VIRGINIA WOOLF AT THE FITZWILLIAM MUSEUM
What is the woman in the painting up to? Is she breathing in the sharp sea air and loving the freedom of a solitary stroll on the Cornish cliffs? Or is something darker going on? Is she about to take a desperate turn? Is she defiant or fragile- or both? It is a key picture in a show full of significant illustrations of the life and times of Virginia Woolf. Her intellectual stand against the assumptions of the day was brave and strong minded: where women scientists in Cambridge were not allowed in the same laboratory as men but had to have their own, where women however brilliant and hard working could not even take a degree,. But she was also racked with depression and felt unequipped for the demands of her own life, taking it ultimately at a tragically early stage. Crowded into the exhibition at the Fitzwilliam are portraits of life around Virginia Woolf, the interiors where too many women found themselves too long – or rooms where they could as her famous book asserts, find their own true creative selves.
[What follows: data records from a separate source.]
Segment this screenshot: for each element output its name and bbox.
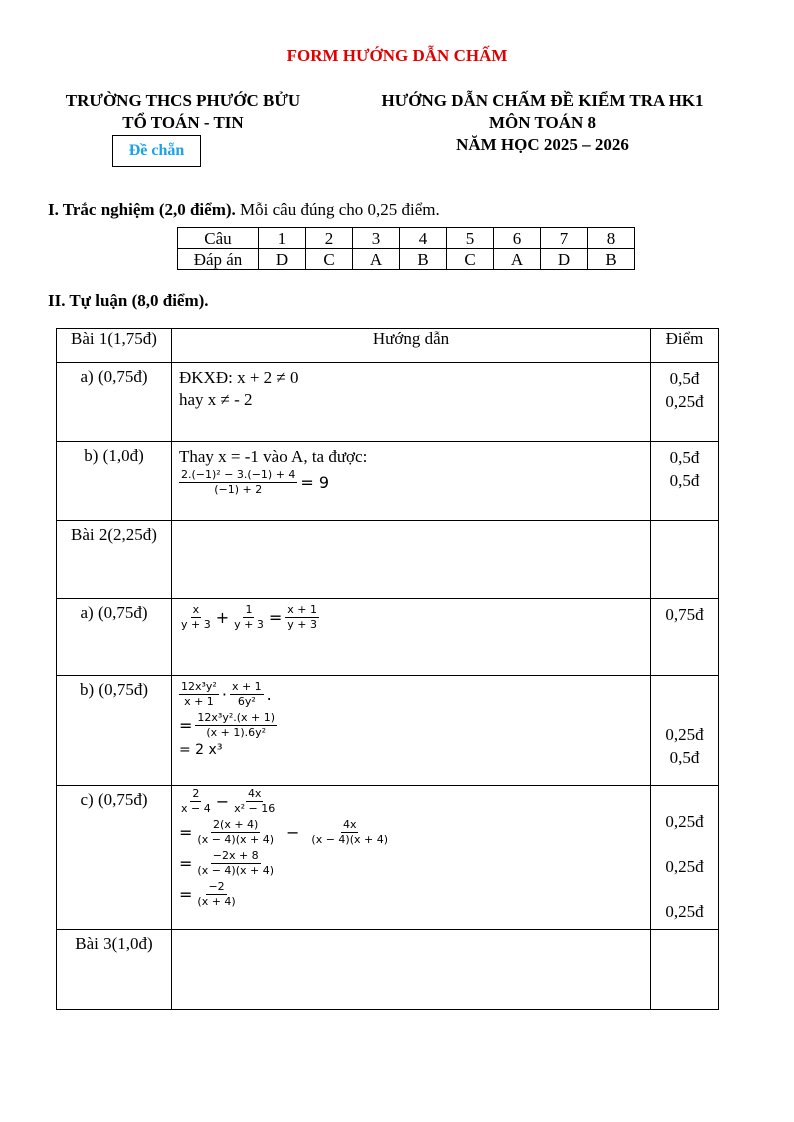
fraction-denominator: (x − 4)(x + 4) xyxy=(197,833,275,846)
fraction-numerator: 2 xyxy=(192,787,200,800)
score: 0,75đ xyxy=(665,605,704,624)
guide-line: ĐKXĐ: x + 2 ≠ 0 xyxy=(179,368,299,387)
answer-cell: A xyxy=(494,249,541,270)
version-label: Đề chẵn xyxy=(112,135,201,167)
guide-cell xyxy=(172,442,651,521)
score: 0,25đ xyxy=(665,857,704,876)
table-row-bai2 xyxy=(57,521,719,599)
fraction-numerator: 2(x + 4) xyxy=(213,818,259,831)
answer-cell: C xyxy=(447,249,494,270)
answer-cell: D xyxy=(541,249,588,270)
fraction-numerator: 4x xyxy=(247,787,262,800)
problem-label: Bài 3(1,0đ) xyxy=(57,930,172,1010)
score: 0,25đ xyxy=(665,812,704,831)
fraction xyxy=(195,711,277,740)
fraction-denominator: x − 4 xyxy=(181,802,211,815)
fraction-numerator: x xyxy=(192,603,200,616)
guide-cell xyxy=(172,930,651,1010)
question-number: 3 xyxy=(353,228,400,249)
answer-row xyxy=(178,249,635,270)
operator: . xyxy=(266,685,272,704)
question-number: 5 xyxy=(447,228,494,249)
table-row-b2c xyxy=(57,786,719,930)
school-header xyxy=(48,90,318,134)
fraction-denominator: y + 3 xyxy=(287,618,317,631)
guide-cell xyxy=(172,676,651,786)
fraction-denominator: (x + 4) xyxy=(197,895,236,908)
answer-cell: B xyxy=(588,249,635,270)
fraction-denominator: (x − 4)(x + 4) xyxy=(311,833,389,846)
part-label: a) (0,75đ) xyxy=(57,599,172,676)
section1-heading xyxy=(48,200,440,220)
form-title: FORM HƯỚNG DẪN CHẤM xyxy=(286,46,508,65)
fraction-denominator: x + 1 xyxy=(184,695,214,708)
fraction-denominator: x² − 16 xyxy=(234,802,276,815)
question-row-label: Câu xyxy=(178,228,259,249)
score: 0,5đ xyxy=(669,471,700,490)
question-number: 8 xyxy=(588,228,635,249)
table-row-b1a xyxy=(57,363,719,442)
fraction-numerator: 4x xyxy=(342,818,357,831)
exam-header xyxy=(355,90,730,156)
guide-cell xyxy=(172,521,651,599)
exam-title: HƯỚNG DẪN CHẤM ĐỀ KIỂM TRA HK1 xyxy=(381,91,704,110)
question-number: 1 xyxy=(259,228,306,249)
score: 0,5đ xyxy=(669,369,700,388)
table-row-b2b xyxy=(57,676,719,786)
operator: · xyxy=(221,685,227,704)
score-cell xyxy=(651,786,719,930)
operator: = xyxy=(179,823,193,842)
fraction-denominator: (x − 4)(x + 4) xyxy=(197,864,275,877)
department-name: TỔ TOÁN - TIN xyxy=(122,113,244,132)
grading-table xyxy=(56,328,719,1010)
fraction-denominator: 6y² xyxy=(237,695,256,708)
fraction-numerator: −2 xyxy=(208,880,225,893)
fraction xyxy=(179,603,213,632)
score: 0,25đ xyxy=(665,725,704,744)
score-cell xyxy=(651,521,719,599)
score-cell xyxy=(651,599,719,676)
result: = 9 xyxy=(300,473,330,492)
table-row-bai3 xyxy=(57,930,719,1010)
header-guide: Hướng dẫn xyxy=(172,329,651,363)
answer-cell: B xyxy=(400,249,447,270)
section1-title: I. Trắc nghiệm (2,0 điểm). xyxy=(48,200,236,219)
exam-subject: MÔN TOÁN 8 xyxy=(488,113,597,132)
answer-cell: C xyxy=(306,249,353,270)
formula-line xyxy=(179,711,650,740)
formula-line xyxy=(179,880,650,909)
fraction-numerator: 2.(−1)² − 3.(−1) + 4 xyxy=(181,468,296,481)
fraction xyxy=(195,880,237,909)
operator: − xyxy=(286,823,300,842)
fraction-numerator: 12x³y².(x + 1) xyxy=(197,711,276,724)
formula-line xyxy=(179,818,650,847)
question-number: 6 xyxy=(494,228,541,249)
operator: − xyxy=(215,792,230,811)
fraction-numerator: 1 xyxy=(245,603,253,616)
question-number: 7 xyxy=(541,228,588,249)
multiple-choice-table xyxy=(177,227,635,270)
question-number: 2 xyxy=(306,228,353,249)
fraction xyxy=(195,818,276,847)
part-label: b) (1,0đ) xyxy=(57,442,172,521)
score-cell xyxy=(651,363,719,442)
exam-year: NĂM HỌC 2025 – 2026 xyxy=(456,135,629,154)
part-label: b) (0,75đ) xyxy=(57,676,172,786)
table-row-b1b xyxy=(57,442,719,521)
question-number: 4 xyxy=(400,228,447,249)
operator: + xyxy=(215,608,230,627)
fraction-numerator: −2x + 8 xyxy=(212,849,259,862)
part-label: c) (0,75đ) xyxy=(57,786,172,930)
fraction-denominator: (−1) + 2 xyxy=(214,483,263,496)
school-name: TRƯỜNG THCS PHƯỚC BỬU xyxy=(65,91,301,110)
score-cell xyxy=(651,676,719,786)
score-cell xyxy=(651,442,719,521)
formula-line xyxy=(179,742,650,758)
fraction xyxy=(179,680,219,709)
fraction-numerator: 12x³y² xyxy=(181,680,217,693)
operator: = xyxy=(268,608,283,627)
fraction-numerator: x + 1 xyxy=(287,603,317,616)
formula-line xyxy=(179,680,650,709)
fraction xyxy=(285,603,319,632)
guide-cell xyxy=(172,363,651,442)
header-score: Điểm xyxy=(651,329,719,363)
question-row xyxy=(178,228,635,249)
table-header-row xyxy=(57,329,719,363)
fraction xyxy=(232,787,277,816)
table-row-b2a xyxy=(57,599,719,676)
fraction xyxy=(309,818,390,847)
section2-heading xyxy=(48,291,209,311)
score: 0,25đ xyxy=(665,392,704,411)
fraction-denominator: y + 3 xyxy=(234,618,264,631)
section1-note: Mỗi câu đúng cho 0,25 điểm. xyxy=(235,200,440,219)
operator: = xyxy=(179,885,193,904)
fraction-numerator: x + 1 xyxy=(231,680,262,693)
problem-label: Bài 2(2,25đ) xyxy=(57,521,172,599)
score-cell xyxy=(651,930,719,1010)
score: 0,5đ xyxy=(669,748,700,767)
answer-row-label: Đáp án xyxy=(178,249,259,270)
fraction xyxy=(230,680,264,709)
fraction-denominator: y + 3 xyxy=(181,618,211,631)
fraction xyxy=(232,603,266,632)
fraction xyxy=(179,787,213,816)
answer-cell: A xyxy=(353,249,400,270)
header-problem: Bài 1(1,75đ) xyxy=(57,329,172,363)
formula-line xyxy=(179,603,650,632)
score: 0,5đ xyxy=(669,448,700,467)
part-label: a) (0,75đ) xyxy=(57,363,172,442)
answer-cell: D xyxy=(259,249,306,270)
guide-line: Thay x = -1 vào A, ta được: xyxy=(179,447,368,466)
fraction xyxy=(179,468,297,497)
formula-line xyxy=(179,787,650,816)
guide-cell xyxy=(172,786,651,930)
fraction-denominator: (x + 1).6y² xyxy=(206,726,267,739)
operator: = xyxy=(179,716,193,735)
formula-line xyxy=(179,468,650,497)
result: = 2 x³ xyxy=(179,742,223,758)
guide-cell xyxy=(172,599,651,676)
guide-line: hay x ≠ - 2 xyxy=(179,390,253,409)
formula-line xyxy=(179,849,650,878)
score: 0,25đ xyxy=(665,902,704,921)
fraction xyxy=(195,849,276,878)
section2-title: II. Tự luận (8,0 điểm). xyxy=(48,291,209,310)
operator: = xyxy=(179,854,193,873)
Each exhibit is full of ambiguity.
In 1928 Virginia Woolf was asked to give two lectures about women and writing to women students at Cambridge. She talked about the way men write about women, whether it matters if you are a man or a woman when you write, was women’s writing inherently different from men’s and in fact are women essentially the same as men in the way they think – and write? Questions still asked today. She threw in some teasing thoughts, “Has any man or woman written about relations between women?’ “Don’t blush” she prompted her all-female audience ‘ ‘It happens’ In 1929 she bundled the two texts into a book called “A Room of one’s Own’. It became a manifesto for women’s creativity. Given to the Museum by her husband, only months after Virginia Woolf’s death it marks the centre point of this super-stimulating exhibition. All around this core is re-created the artistic milieu of Virginia Woolf, her friends, her family – and imaginatively her successors up to the present day.
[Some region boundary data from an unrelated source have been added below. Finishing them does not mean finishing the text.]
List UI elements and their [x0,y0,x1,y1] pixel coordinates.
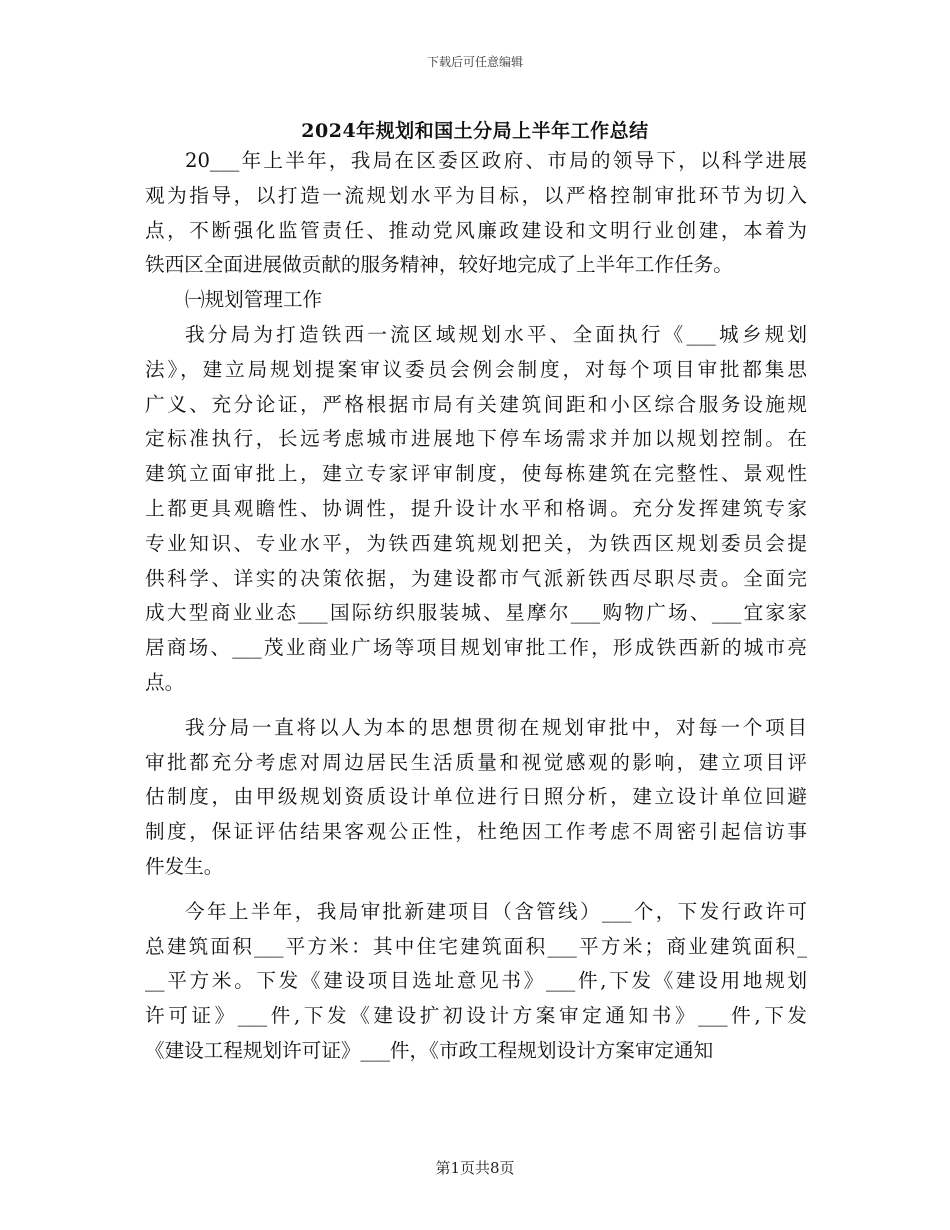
paragraph-line: 成大型商业业态___国际纺织服装城、星摩尔___购物广场、___宜家家 [145,601,807,625]
paragraph-line: 我分局一直将以人为本的思想贯彻在规划审批中，对每一个项目 [185,715,807,739]
page-footer: 第1页共8页 [435,1159,515,1177]
paragraph-line: 点，不断强化监管责任、推动党风廉政建设和文明行业创建，本着为 [145,218,807,242]
document-title: 2024年规划和国土分局上半年工作总结 [301,120,649,142]
paragraph-line: 居商场、___茂业商业广场等项目规划审批工作，形成铁西新的城市亮 [145,636,807,660]
paragraph-line: 点。 [145,670,185,694]
paragraph-line: 专业知识、专业水平，为铁西建筑规划把关，为铁西区规划委员会提 [145,531,807,555]
paragraph-line: __平方米。下发《建设项目选址意见书》___件,下发《建设用地规划 [145,969,807,993]
paragraph-line: 20___年上半年，我局在区委区政府、市局的领导下，以科学进展 [185,149,807,172]
paragraph-line: 铁西区全面进展做贡献的服务精神，较好地完成了上半年工作任务。 [145,253,733,277]
paragraph-line: 法》，建立局规划提案审议委员会例会制度，对每个项目审批都集思 [145,357,807,381]
paragraph-gap [145,885,807,895]
paragraph-line: 《建设工程规划许可证》___件，《市政工程规划设计方案审定通知 [145,1038,714,1062]
paragraph-line: 广义、充分论证，严格根据市局有关建筑间距和小区综合服务设施规 [145,392,807,416]
paragraph-gap [145,701,807,711]
paragraph-line: 定标准执行，长远考虑城市进展地下停车场需求并加以规划控制。在 [145,427,807,451]
paragraph-line: 观为指导，以打造一流规划水平为目标，以严格控制审批环节为切入 [145,183,807,207]
section-heading: ㈠规划管理工作 [185,288,323,312]
paragraph-line: 估制度，由甲级规划资质设计单位进行日照分析，建立设计单位回避 [145,785,807,809]
paragraph-line: 建筑立面审批上，建立专家评审制度，使每栋建筑在完整性、景观性 [145,462,807,486]
paragraph-line: 供科学、详实的决策依据，为建设都市气派新铁西尽职尽责。全面完 [145,566,807,590]
paragraph-line: 今年上半年，我局审批新建项目（含管线）___个，下发行政许可 [185,899,807,923]
header-note: 下载后可任意编辑 [426,55,523,69]
document-body [145,144,807,1069]
paragraph-line: 件发生。 [145,854,224,878]
paragraph-line: 制度，保证评估结果客观公正性，杜绝因工作考虑不周密引起信访事 [145,820,807,844]
paragraph-line: 许可证》___件,下发《建设扩初设计方案审定通知书》___件,下发 [145,1004,807,1028]
paragraph-line: 总建筑面积___平方米：其中住宅建筑面积___平方米；商业建筑面积_ [145,934,807,958]
paragraph-line: 上都更具观瞻性、协调性，提升设计水平和格调。充分发挥建筑专家 [145,496,807,520]
paragraph-line: 审批都充分考虑对周边居民生活质量和视觉感观的影响，建立项目评 [145,750,807,774]
paragraph-line: 我分局为打造铁西一流区域规划水平、全面执行《___城乡规划 [185,322,807,346]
The world of women in the first half of the twentieth century is artistically interpreted in this superb exhibition. Virginia Woolf, whose life of writing explored society and perceptions in such inventive prose, is key. Using her now celebrated ‘stream of consciousness’ technique she described the inner thoughts of the women in her world. Mostly middle class and privileged members of an educated élite like Virginia herself they nevertheless confronted a patriarchal system where men and their ideas dominated. Virginia’s father Sir Leslie Stephen was a successful celebrity of his day - but her friend Lytton Strachey author of Eminent Victorians, an irreverent study of that generation condemned them in a letter to Virginia as ‘ a bunch of mouth bungled hypocrites.’ The Bloomsbury Group, Strachey along with Virginia and her sister Vanessa and their artist and writer friends had a distinctly different take on society. Their era followed the Great War. When the conflict began women wore ankle length gowns, long swept-up hair and constricting corsets – it ended to greet a new era of knee length dresses with dropped waists, shingled boyish cuts and loose underclothes. Has there ever been such a revolution in women’s fashion in one short time span?
Virginia Woolf dwelt in a different society from ours, hard to imagine today. And she inhabited a rare corner it – she recommended £500 a year for the independent woman who was to live in the room of her own in order to write- £30,000 in 2017. Yet despite the gulf of time between them, the contemporary artists exhibited here alongside Virginia’s friends and admirers are alike. They show versions of the same concerns and ask the self same questions as she did all those years ago in her bold relaxed and speculative book, the questions that concern us and should challenge us today.
Virginia Woolf: An exhibition inspired by her writings is at the Fitzwilliam Museum until Sunday 9 December 2018.